Almost the first thing Maude did as Cabinet Office minister was haul in the biggest companies delivering public services for a dressing down. They didn’t like it. But he was right to give them a warning. For too long, companies had had too easy a time when dealing with government.

To be fair, that was partly because of deficiencies in government’s ability to manage major contracts. One recent example is HMRC’s Aspire outsourcing contract, which has cost taxpayers £7.7 billion in the past 10 years. Too expensive, according to the National Audit Office – but paying over the odds was necessary because HMRC didn’t have the skills in-house to manage complex, long-term technology challenges.

Improving central government’s commercial, financial and project management skills has been one of Maude’s biggest aims. Much has been achieved, but more still needs to be done to improve its buying and procurement and project management skills.

People

Maude has brought in a procession of private sector expertise. First through the door was Ian Watmore, in June 2010, to head up Maude’s hand-picked central cadre, the Efficiency and Reform Group. Watmore was out again by September 2012, when former software boss Stephen Kelly took over. He was out by August 2014. Lord Browne, former boss of BP, came in as the lead non-executive director for government. He too has now gone.

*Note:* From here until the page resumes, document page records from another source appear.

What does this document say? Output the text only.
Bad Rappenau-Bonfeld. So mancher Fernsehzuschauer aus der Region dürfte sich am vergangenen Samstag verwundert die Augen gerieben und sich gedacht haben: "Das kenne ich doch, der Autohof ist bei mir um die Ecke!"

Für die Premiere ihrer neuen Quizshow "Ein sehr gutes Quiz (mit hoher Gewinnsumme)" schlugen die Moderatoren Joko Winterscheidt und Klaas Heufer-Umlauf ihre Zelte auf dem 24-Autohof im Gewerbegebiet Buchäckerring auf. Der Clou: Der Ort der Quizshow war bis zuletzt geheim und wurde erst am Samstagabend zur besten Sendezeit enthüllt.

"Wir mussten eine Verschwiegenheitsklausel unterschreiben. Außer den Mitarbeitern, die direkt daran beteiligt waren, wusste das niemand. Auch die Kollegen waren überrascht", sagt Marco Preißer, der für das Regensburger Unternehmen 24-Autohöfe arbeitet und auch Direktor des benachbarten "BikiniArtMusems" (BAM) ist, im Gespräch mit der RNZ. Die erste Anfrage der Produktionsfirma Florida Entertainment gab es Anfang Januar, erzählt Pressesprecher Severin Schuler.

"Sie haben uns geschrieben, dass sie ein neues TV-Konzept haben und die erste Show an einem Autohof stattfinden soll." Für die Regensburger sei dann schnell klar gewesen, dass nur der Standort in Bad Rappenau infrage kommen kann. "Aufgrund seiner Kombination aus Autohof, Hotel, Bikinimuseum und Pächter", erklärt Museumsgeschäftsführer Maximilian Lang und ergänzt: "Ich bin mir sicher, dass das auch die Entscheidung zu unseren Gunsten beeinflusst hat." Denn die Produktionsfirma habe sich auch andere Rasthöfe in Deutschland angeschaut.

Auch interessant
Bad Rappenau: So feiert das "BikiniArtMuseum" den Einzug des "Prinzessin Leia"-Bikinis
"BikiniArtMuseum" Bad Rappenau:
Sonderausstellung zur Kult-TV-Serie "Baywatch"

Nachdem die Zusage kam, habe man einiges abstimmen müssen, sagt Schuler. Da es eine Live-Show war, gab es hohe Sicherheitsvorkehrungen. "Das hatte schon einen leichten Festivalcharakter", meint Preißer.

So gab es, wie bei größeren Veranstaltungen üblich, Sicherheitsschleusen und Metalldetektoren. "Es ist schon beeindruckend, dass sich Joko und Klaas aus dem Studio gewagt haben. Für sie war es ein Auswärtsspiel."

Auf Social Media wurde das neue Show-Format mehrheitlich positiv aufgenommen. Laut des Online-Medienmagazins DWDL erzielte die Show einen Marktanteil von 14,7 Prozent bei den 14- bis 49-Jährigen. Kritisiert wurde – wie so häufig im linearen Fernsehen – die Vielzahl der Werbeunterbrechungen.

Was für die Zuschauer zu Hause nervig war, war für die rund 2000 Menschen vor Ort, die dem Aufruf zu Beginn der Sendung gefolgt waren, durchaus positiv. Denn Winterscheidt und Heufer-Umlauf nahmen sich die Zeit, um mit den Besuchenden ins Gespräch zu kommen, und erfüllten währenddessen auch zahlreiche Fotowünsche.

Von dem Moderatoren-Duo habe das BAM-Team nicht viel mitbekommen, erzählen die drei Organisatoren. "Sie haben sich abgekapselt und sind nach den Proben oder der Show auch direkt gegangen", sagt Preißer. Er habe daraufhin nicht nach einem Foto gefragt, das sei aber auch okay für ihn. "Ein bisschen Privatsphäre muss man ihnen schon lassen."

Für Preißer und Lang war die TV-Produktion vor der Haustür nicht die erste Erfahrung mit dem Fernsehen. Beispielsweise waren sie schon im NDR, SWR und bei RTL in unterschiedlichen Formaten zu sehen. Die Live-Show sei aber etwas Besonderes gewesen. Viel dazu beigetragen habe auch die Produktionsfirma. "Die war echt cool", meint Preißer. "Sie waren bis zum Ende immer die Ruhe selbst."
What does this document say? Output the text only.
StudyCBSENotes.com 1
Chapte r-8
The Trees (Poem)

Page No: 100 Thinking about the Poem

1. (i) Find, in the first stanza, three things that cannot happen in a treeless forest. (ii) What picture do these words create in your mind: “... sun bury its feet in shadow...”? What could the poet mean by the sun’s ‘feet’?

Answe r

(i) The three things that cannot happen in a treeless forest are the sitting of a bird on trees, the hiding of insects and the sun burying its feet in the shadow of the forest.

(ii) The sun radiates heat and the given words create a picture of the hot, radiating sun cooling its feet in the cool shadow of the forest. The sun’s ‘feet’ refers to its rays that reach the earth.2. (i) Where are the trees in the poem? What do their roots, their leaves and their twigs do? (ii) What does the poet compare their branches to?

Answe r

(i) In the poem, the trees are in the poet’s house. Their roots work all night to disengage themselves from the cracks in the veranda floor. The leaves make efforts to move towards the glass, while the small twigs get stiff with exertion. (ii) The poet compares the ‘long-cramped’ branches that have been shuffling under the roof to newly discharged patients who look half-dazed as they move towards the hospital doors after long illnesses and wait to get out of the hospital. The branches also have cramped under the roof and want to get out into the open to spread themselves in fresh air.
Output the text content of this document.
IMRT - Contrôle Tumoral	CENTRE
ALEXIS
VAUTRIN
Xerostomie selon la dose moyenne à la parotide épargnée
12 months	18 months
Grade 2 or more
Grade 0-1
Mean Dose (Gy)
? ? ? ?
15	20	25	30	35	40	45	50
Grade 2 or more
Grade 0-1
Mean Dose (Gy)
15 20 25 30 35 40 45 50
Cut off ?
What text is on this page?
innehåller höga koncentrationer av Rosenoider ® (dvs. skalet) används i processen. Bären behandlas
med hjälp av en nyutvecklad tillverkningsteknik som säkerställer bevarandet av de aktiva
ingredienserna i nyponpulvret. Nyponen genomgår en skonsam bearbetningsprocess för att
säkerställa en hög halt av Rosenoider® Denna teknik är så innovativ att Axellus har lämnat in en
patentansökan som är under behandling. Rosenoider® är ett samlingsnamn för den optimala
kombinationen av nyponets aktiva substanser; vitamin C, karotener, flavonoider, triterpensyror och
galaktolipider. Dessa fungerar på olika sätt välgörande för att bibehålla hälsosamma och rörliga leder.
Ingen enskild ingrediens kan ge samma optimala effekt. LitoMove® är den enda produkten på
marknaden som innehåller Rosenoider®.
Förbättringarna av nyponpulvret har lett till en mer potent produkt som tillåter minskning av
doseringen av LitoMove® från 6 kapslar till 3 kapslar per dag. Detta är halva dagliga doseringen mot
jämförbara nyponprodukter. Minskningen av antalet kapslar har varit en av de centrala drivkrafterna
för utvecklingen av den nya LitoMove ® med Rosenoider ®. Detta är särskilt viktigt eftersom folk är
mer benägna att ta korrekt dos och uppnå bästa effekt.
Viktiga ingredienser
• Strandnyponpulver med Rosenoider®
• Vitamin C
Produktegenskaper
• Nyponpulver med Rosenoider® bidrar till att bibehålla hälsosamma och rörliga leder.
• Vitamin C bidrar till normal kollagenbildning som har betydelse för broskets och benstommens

One thing you can say about Maude: he hasn’t shied away from a fight.

Talent management has been a big theme of civil service reform since the reform plan was first published in 2012, but seems to have eluded Maude, unless criticising one’s own workforce has become part of accepted HR best practice. And Maude has never hesitated to castigate civil servants at all levels for blocking faster “progress” in his drive to cut their jobs, wages, pensions and services. Of course, being popular isn’t a prerequisite of good management and Maude has earned respect from some, though certainly not all, in his dealings with the civil service unions.

But Maude has made little contribution personally towards making the civil service less pale, male and stale. Look at the list above and add to it the most recent recruit, civil service chief executive John Manzoni. All are middle-aged, white men. And 2011 saw an exodus of talented senior women leaving the civil service. Despite some progress on tackling diversity in the civil service as a whole, only five of the 16 major Whitehall departments are headed by women.

Faster, cheaper, simpler, more open services

Maude claims to have made a virtue out of necessity, designing public services that are cheaper, simpler and faster. The Government Digital Service blew in like a hipster breath of fresh air, bringing with it unfamiliar concepts, like doing projects quickly and tweaking them fast. But after some quick early wins, progress has slowed. The government won’t quite reach its target of getting 25 significant services online by this March, and individual departments are now clawing back more control by building their own capabilities.  

Maude has been ambitious and determined. He hasn’t been a privatiser per se. He is an ardent support of mutuals and employee-owned companies. His army of public sector entrepreneurs didn’t turn up, but more than 100 mutuals have been created to deliver public services.

One thing you can say about Maude: he hasn’t shied away from a fight. He’s taken on the unions, almost the whole of the civil service and a lot of very big companies. And he’s a moderniser: he was the first minister I saw delivering a speech from an iPad.